Mr. Molyneux, poor fellow, undertook the soothing of Flossy. “Anyway, old girl, you shall meet me as you go to church, and we will go through the avenue together, and I will show you the new Topsy girl selling cigars at Pierre’s tobacco shop. She is as big as Flossy. She has not got quite such golden hair, but she never says one word to her papa, because she is never cross to him.”
“That’s because he is never kind to her,” said the quick child, speaking wiser than she knew.
For Matty, she got a word with Tom, and he too promised that they would be away from the Department in time to meet the home party, and that all of them should go to church together.
CHAPTER III
CHURCH AND SERMON
And, accordingly, as Mrs. Molyneux with her little troop crossed F Street, they met the gentlemen all coming toward them. They broke up into groups, and Tom and Matty got their first real chance for talk since they had parted the night before. No! Tom had found no clue at the Navy Department. And although Eben Ricketts had been good as gold, and had stayed and worked with Tom till long after midnight, Eben had only worked to show good-will, for Eben had not the least faith that there was any clue there. Eben had said that if old Mr. Whilthaugh, who knew the archive rooms through and through, had not been turned out, they could do in fifteen minutes what had cost them six hours, and that old Mr. Whilthaugh, without looking, could tell whether it was worth while to look. But old Mr. Whilthaugh had been turned out, and Eben, even, did not know precisely what had become of him. He thought he had gone back into Pennsylvania, where his wife came from, but he did not know.
“But, Matty, if nothing turns up to-day, I go to Pennsylvania to-morrow to find this old Mr. Whilthaugh. For I shall die if I stay here; and all the Eben Rickettses in the world will never persuade me that the vouchers are not in that archive-room. If the Navy did the work, the Navy must have the vouchers.”

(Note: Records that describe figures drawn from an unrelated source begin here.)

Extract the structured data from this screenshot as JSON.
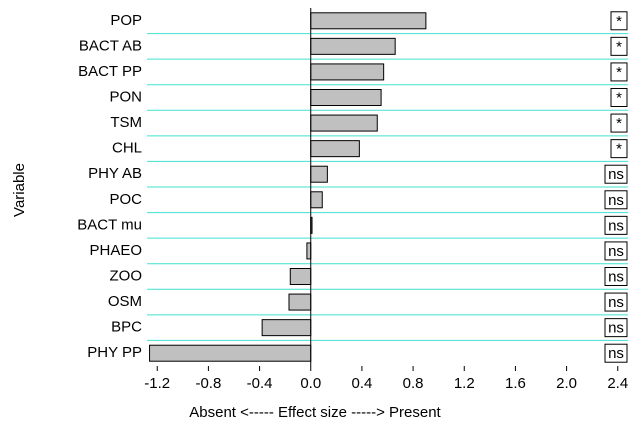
{
  "chart_data": {
    "type": "bar",
    "orientation": "horizontal",
    "x_label": "Absent <----- Effect size -----> Present",
    "y_label": "Variable",
    "categories": [
      "POP",
      "BACT AB",
      "BACT PP",
      "PON",
      "TSM",
      "CHL",
      "PHY AB",
      "POC",
      "BACT mu",
      "PHAEO",
      "ZOO",
      "OSM",
      "BPC",
      "PHY PP"
    ],
    "values": [
      0.9,
      0.66,
      0.57,
      0.55,
      0.52,
      0.38,
      0.13,
      0.09,
      0.01,
      -0.03,
      -0.16,
      -0.17,
      -0.38,
      -1.26
    ],
    "significance": [
      "*",
      "*",
      "*",
      "*",
      "*",
      "*",
      "ns",
      "ns",
      "ns",
      "ns",
      "ns",
      "ns",
      "ns",
      "ns"
    ],
    "color": "#c0c0c0",
    "separator_color": "#40e0d0",
    "xlim": [
      -1.28,
      2.48
    ],
    "xticks": [
      {
        "value": -1.2,
        "label": "-1.2"
      },
      {
        "value": -0.8,
        "label": "-0.8"
      },
      {
        "value": -0.4,
        "label": "-0.4"
      },
      {
        "value": 0,
        "label": "0.0"
      },
      {
        "value": 0.4,
        "label": "0.4"
      },
      {
        "value": 0.8,
        "label": "0.8"
      },
      {
        "value": 1.2,
        "label": "1.2"
      },
      {
        "value": 1.6,
        "label": "1.6"
      },
      {
        "value": 2,
        "label": "2.0"
      },
      {
        "value": 2.4,
        "label": "2.4"
      }
    ]
  }
}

Then Matty ventured to ask what she and her mother had wondered about once and again,–why these particular bits of paper were so necessary. Surely other vouchers, or certified copies, or books of account could be found somewhere!
“Yes! I know; you would say so. And if it were all yesterday, and was all in these lazy times of peace, you would say true. But you see, in the first place, this is ever so long ago. Then, in the second place, it was in the heat of war, when everything was on a gigantic scale, and things had to be done in unheard-of ways. Then, chiefly, this particular business involved the buying up of I do not know who among the Rebels there in Texas, and among their allies on the other side the Rio Grande. This old Spaniard, whom mamma remembers, and whom I just remember, he was the chief captain among the turncoats, and there were two or three others, F. F. men in their places,–“First Family men,” that means, you know; but after they did this work they did not stay in their places long. No! papa says he was mighty careful; that he had three of the scoundrels sworn before notaries, or rather before one notary, and had their receipts and acknowledgments stamped with his notary’s seal. Still, it did not do to have a word said in public then. And after everything succeeded so perfectly, after the troops landed without a shot, and found all the base ready for them, corn and pork just where they wanted it,–why, then everybody was too gratified to think of imagining, as they do now, that papa had stolen that money that bought the pork and the corn.”